PP23C-2308
Hundreds of automatic drip counters reveal infiltration water discharge characteristics in Australian caves
Tuesday, 15 December 2015
Poster Hall (Moscone South)
Andy Baker1, Pauline Clare Treble2, Katie Coleborn1, Kashif Mahmud3, Monika Markowska2 and Ingrid Flemons1, (1)University of New South Wales, Sydney, NSW, Australia, (2)Australian Nuclear Science and Technology Organization, Kirrawee, NSW, Australia, (3)Univ of New South Wales, INGLEBURN, Australia
Abstract:
Quantifying the timing and character of cave drip water discharge is crucial for our understanding of speleothem climate proxies.
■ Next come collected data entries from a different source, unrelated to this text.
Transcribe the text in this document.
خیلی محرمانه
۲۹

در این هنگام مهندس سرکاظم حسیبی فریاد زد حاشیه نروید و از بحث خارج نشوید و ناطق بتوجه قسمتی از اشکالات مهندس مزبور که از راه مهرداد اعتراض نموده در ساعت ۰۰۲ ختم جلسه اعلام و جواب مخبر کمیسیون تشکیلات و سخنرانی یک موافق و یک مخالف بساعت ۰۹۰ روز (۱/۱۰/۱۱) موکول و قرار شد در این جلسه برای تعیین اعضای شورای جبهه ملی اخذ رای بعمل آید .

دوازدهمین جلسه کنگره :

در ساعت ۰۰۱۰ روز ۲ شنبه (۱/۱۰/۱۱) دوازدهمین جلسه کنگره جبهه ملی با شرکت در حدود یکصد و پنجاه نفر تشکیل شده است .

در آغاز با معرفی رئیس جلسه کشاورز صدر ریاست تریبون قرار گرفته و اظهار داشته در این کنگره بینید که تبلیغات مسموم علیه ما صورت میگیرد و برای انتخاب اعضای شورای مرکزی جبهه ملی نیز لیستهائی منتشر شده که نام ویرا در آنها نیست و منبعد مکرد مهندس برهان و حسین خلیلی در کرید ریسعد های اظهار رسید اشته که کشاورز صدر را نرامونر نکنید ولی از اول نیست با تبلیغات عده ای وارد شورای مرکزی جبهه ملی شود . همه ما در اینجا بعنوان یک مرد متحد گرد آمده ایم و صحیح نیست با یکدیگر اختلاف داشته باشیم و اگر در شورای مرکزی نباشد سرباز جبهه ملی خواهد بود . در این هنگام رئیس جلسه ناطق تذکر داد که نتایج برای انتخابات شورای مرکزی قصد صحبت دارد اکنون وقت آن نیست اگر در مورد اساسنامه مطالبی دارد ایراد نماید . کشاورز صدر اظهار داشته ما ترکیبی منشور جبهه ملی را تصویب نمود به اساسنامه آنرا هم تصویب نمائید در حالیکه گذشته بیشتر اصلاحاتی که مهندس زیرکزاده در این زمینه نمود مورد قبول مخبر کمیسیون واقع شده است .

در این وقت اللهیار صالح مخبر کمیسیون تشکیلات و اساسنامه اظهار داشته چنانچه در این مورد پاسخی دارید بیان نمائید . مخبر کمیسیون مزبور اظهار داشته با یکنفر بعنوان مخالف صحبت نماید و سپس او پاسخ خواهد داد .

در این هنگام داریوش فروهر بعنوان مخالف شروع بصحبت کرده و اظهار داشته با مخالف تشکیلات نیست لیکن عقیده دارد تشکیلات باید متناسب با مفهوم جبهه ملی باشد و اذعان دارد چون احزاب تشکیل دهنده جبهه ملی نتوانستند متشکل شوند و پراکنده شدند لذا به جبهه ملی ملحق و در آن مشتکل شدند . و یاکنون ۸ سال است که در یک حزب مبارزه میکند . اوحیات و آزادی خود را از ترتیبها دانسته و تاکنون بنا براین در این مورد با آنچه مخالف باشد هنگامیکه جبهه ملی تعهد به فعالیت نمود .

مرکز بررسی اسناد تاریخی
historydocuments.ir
Since 2010, we have established a long-term, national monitoring program of drip water infiltration onto cave stalagmites using automated Stalagmate© loggers. Five karst regions, from semi-arid to sub-tropical climates, have been instrumented. Over 200 loggers (between 10 and 40 per cave) have collected data on the timing and amount of drip water infiltration, from sites of contrasting limestone geology. Here, we present results demonstrating the timing and characteristics of drip water discharge from 2010 to present. At the semi-arid Cathedral Cave, with a range of depths from 0-40 m, there is a decreasing frequency of recharge events with depth below ground surface. High-intensity, long-duration rainfall events are confirmed to be the primary driver of infiltration events at semi-arid sites, whereas annual rainfall amount is the primary driver at a Mediterranean climate site with high primary porosity. Inter-annual variability in the frequency and relative amount of drip water infiltration is compared to climate forcing variables such as the ENSO and surface temperature. Our cave observatory system helps improve our understanding of the drip water recharge process, drip-water related speleothem proxy records, and provides a baseline monitoring network for diffuse groundwater recharge during a period of climate change.